Here's something else that's weird: Anderson's voice hasn't changed. Her Lisa Simpson hair is less spiky and unruly these days, but her speech has retained its soothing neutrality. She's as authoritative as a planetarium guide, part HAL, part GPS, with the faintest whisper of wry, amused detachment. Her pitch-shifted "male" voice, which can be genuinely creepy, has evolved into a consistent character she calls Fenway Bergamot—a name that evokes the corny bygone humor of A Prairie Home Companion—but its bizarre tone is exactly the same. Listening to Laurie Anderson today is a lot like listening to Laurie Anderson in 1984. How many conceptual artists go three decades without radically reinventing themselves?
Anderson's fans, on the other hand, seem to want to reinvent her, or at least to exalt her. Year after year they've ratcheted up the praise until, in 2011, she's a "tireless innovator" whose music is "daring," "legendary," "masterful," and possessed of "crushing poignancy." (Sounds dangerous!) Increasingly, Anderson is described in the kind of language you used to hear applied to Walter Cronkite—she's treated as a barometer of the national zeitgeist.
In the same spirit of empirical inquiry that pulses through so much of Anderson's work, I decided to put this correlation to the test. What, if anything, can five albums plucked from her three-decade discography tell us about the state of the union?

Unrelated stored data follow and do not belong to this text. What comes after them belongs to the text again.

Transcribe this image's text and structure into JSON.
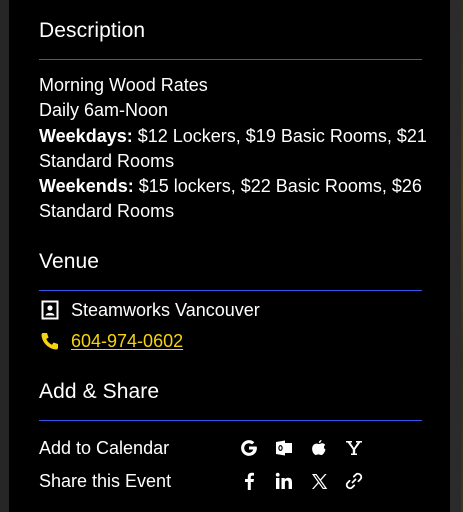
{
  "description": {
    "title": "Description",
    "line1": "Morning Wood Rates",
    "line2": "Daily 6am-Noon",
    "weekdays_label": "Weekdays:",
    "weekdays_text": "$12 Lockers, $19 Basic Rooms, $21 Standard Rooms",
    "weekends_label": "Weekends:",
    "weekends_text": "$15 lockers, $22 Basic Rooms, $26 Standard Rooms"
  },
  "venue": {
    "title": "Venue",
    "name": "Steamworks Vancouver",
    "phone": "604-974-0602"
  },
  "share": {
    "title": "Add & Share",
    "calendar_label": "Add to Calendar",
    "calendar_icons": [
      "google-icon",
      "outlook-icon",
      "apple-icon",
      "yahoo-icon"
    ],
    "share_label": "Share this Event",
    "share_icons": [
      "facebook-icon",
      "linkedin-icon",
      "x-icon",
      "link-icon"
    ]
  },
  "colors": {
    "background": "#000000",
    "rule": "#3355ee",
    "phone_link": "#f5d313",
    "text": "#ffffff"
  }
}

Big Science (1982). Let's call this one Morning in America. Anderson's debut LP, it put her on the map with its sixth track, "O Superman," which came out as a single in 1981. Many a friend inaugurated an answering machine by making that song its outgoing message. How you hear the steady, looped vocal pulse—as "ah" or "ha"—speaks volumes about your personality. Are you shocked at the savagery of the modern world or tickled by its excesses? It's a quirky, memorable song, and the closest she got to the one-hit notoriety of, say, the Flying Lizards' "Money." It also established Anderson's vocal signatures: the slight aura of dread; the breathy, understated punch line; the ability to convey emotion without actually expressing emotion. Q: Is it an artsy-fartsy lullaby or a laser-sharp assault on Reagan's foreign policy? A: Yes.
Strange Angels (1989). The End of History. Laurie Anderson's third LP arrived just in time for the conclusion of the cold war. A year after Enya's international breakthrough, a suspiciously similar airiness and lyrical sweep crept into Anderson's own voice, the result—according to sinister rumors—of singing lessons. It's certainly a record of its time; Bobby McFerrin pops up here, a year after assaulting the world with "Don't Worry, Be Happy," and the cover is a ghostly portrait of Anderson shot by Robert Mapplethorpe, whose photos Jesse Helms would soon declare an assault on all God-fearing eyeballs.
Bright Red (1994). Slick Willy O'Clock. Two years into the Clinton administration, Anderson addresses a bleak mix of subjects. "Night in Baghdad" tackles war, "World Without End" explores grief, and the title track imagines the sinister words of a child abductor as sung by precocious computers. If that still sounds too cheery for your tastes, don't worry; producer Brian Eno, who also cowrote several of the songs, glooms the whole thing up. This is the kind of record you might hear in the lobby of a hip funeral parlor. Maybe its pervasive sorrow was an anticipatory response to the short-lived Republican revolution of that November, which Anderson had to be able to see coming. Maybe she was discouraged by the artistic malaise of the grunge era. It was a tough time for everyone.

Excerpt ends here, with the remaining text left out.